FIRENZE- Da stamani Firenze ha accolto nuove ‘Pietre d’inciampo‘ dell’artista tedesco Gunter Demnig. Fino a venerdì ne saranno installate ben 28, dedicate ciascuna ad altrettante vittime della deportazione nazifascista. Il progetto, voluto dalla Comunità Ebraica di Firenze e dal Comune, ha preso vita nel gennaio del 2020. La prima posa è stata in piazza Indipendenza 5, in ricordo di Bruno Cagli, alla presenza dell’assessora alla cultura della Memoria Maria Federica Giuliani, dello stesso Demnig, dei componenti ‘Comitato per le Pietre d’inciampo’ e con la partecipazione degli studenti dell’Istituto alberghiero Saffi. Demnig produce piccole targhe di ottone incastonate su cubetti di cemento che vengono incassati nel selciato di fronte all’ultima abitazione della vittima.

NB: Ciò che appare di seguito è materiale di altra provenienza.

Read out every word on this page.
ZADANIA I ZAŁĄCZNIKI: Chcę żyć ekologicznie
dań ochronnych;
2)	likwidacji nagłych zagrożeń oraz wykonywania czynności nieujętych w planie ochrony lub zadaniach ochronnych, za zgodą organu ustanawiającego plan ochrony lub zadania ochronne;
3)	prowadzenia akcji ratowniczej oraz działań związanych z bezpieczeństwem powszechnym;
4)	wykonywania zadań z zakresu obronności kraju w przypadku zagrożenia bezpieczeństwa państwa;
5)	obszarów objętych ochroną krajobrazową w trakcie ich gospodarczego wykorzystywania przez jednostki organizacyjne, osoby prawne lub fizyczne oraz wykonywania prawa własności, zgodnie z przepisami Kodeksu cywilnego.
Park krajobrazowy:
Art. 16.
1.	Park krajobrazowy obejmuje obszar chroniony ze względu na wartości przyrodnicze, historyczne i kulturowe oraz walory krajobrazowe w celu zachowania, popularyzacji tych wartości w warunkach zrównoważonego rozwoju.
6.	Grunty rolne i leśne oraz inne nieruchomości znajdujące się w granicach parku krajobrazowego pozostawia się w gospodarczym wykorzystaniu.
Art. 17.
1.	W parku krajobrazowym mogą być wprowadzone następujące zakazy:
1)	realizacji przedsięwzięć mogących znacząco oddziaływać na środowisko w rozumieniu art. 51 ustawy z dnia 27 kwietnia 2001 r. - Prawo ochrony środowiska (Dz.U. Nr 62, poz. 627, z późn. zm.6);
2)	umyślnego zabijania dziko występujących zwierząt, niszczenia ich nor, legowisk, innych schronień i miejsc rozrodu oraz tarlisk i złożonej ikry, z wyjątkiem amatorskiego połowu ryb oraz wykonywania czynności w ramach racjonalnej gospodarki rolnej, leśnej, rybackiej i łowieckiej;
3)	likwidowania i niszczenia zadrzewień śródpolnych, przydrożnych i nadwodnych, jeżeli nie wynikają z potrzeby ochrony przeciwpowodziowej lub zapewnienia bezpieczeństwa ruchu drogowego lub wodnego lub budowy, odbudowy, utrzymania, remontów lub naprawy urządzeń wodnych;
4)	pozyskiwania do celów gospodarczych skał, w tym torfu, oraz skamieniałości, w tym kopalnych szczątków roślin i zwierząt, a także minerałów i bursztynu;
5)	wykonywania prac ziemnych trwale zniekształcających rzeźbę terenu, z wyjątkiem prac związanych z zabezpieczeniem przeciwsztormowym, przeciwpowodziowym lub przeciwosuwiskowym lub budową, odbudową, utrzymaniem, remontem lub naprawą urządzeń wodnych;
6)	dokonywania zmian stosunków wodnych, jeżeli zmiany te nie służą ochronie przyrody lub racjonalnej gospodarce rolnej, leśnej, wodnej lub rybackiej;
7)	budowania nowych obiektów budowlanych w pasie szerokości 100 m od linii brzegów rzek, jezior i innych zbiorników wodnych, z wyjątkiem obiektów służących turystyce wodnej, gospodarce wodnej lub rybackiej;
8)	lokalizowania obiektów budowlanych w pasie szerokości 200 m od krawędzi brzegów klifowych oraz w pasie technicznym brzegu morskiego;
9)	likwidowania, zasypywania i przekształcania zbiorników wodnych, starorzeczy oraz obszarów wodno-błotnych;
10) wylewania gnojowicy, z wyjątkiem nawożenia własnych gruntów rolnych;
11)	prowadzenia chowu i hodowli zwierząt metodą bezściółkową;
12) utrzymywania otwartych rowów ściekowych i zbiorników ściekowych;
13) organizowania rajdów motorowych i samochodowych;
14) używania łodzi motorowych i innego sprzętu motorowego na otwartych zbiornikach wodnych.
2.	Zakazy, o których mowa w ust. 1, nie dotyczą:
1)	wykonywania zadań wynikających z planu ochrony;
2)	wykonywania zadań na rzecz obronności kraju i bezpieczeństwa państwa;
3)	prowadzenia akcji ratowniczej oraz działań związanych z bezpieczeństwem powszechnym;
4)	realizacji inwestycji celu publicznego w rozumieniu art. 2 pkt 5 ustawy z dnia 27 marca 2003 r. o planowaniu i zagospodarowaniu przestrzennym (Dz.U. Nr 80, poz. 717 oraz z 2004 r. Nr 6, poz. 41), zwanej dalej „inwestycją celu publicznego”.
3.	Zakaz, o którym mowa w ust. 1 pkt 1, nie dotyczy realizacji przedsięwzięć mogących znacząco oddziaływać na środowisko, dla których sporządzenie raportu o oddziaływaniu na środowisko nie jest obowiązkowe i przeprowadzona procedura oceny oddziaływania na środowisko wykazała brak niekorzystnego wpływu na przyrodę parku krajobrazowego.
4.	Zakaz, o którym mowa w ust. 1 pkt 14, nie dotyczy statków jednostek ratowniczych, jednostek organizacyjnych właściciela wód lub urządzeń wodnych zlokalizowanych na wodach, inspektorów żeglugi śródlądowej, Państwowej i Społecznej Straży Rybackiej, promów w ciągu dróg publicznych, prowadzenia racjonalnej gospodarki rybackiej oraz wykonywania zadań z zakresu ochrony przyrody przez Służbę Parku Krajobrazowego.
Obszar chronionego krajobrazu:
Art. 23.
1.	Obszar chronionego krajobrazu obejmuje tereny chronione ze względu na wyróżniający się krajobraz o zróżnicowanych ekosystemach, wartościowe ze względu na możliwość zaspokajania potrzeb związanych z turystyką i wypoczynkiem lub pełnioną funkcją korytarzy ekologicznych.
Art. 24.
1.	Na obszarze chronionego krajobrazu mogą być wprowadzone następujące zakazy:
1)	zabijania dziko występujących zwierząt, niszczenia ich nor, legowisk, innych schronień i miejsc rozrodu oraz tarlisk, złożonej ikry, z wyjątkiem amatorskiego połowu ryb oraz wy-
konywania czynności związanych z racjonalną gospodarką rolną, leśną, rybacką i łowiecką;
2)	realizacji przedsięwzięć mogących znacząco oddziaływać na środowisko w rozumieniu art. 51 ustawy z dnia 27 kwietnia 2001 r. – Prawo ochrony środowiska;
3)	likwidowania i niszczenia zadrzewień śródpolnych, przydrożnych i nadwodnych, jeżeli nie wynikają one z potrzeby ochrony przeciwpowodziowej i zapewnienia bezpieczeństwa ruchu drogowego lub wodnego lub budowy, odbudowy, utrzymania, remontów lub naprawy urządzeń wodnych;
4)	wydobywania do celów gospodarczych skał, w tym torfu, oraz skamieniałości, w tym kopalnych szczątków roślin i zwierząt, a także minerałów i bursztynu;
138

“Le 28 pietre d’inciampo ci raccontano storie di deportazione ebraica razzista e politica” racconta Lorenzo Tombelli, presidente dell’Associazione Nazionale Ex-Deportati Firenze.”Rappresentano un ritorno a casa di coloro che sono stati deportati.”
Tra loro Oscar Cipriani, nato nei primi anni del 900′ che lavorava nelle officine Galileo, appartenente a una famiglia antifascista e aveva partecipato ai famosi scioperi del marzo del 44′, a seguito dei quali tanti furono deportati nei campi austriaci, come Mauthausen. La sua pietra di inciampo si trova in Via Romana, dove fu arrestato.
“Una storia che ci ha particolarmente colpito è quelle delle sorelle Servi furono arrestate e deportate in quanto ebree,” continua Tombelli.”Loro furono oggetto della retata che si svolse nella città di Firenze tra il 26 -27 novembre del 43′. Le sorelle furono arrestate dopo la retata che si è svolta nel convento di clausura delle suore francescane in Piazza del Carmine dove si erano rifugiate queste sorelle.” La loro pietra d’inciampo è visibile in Via Palazzuolo.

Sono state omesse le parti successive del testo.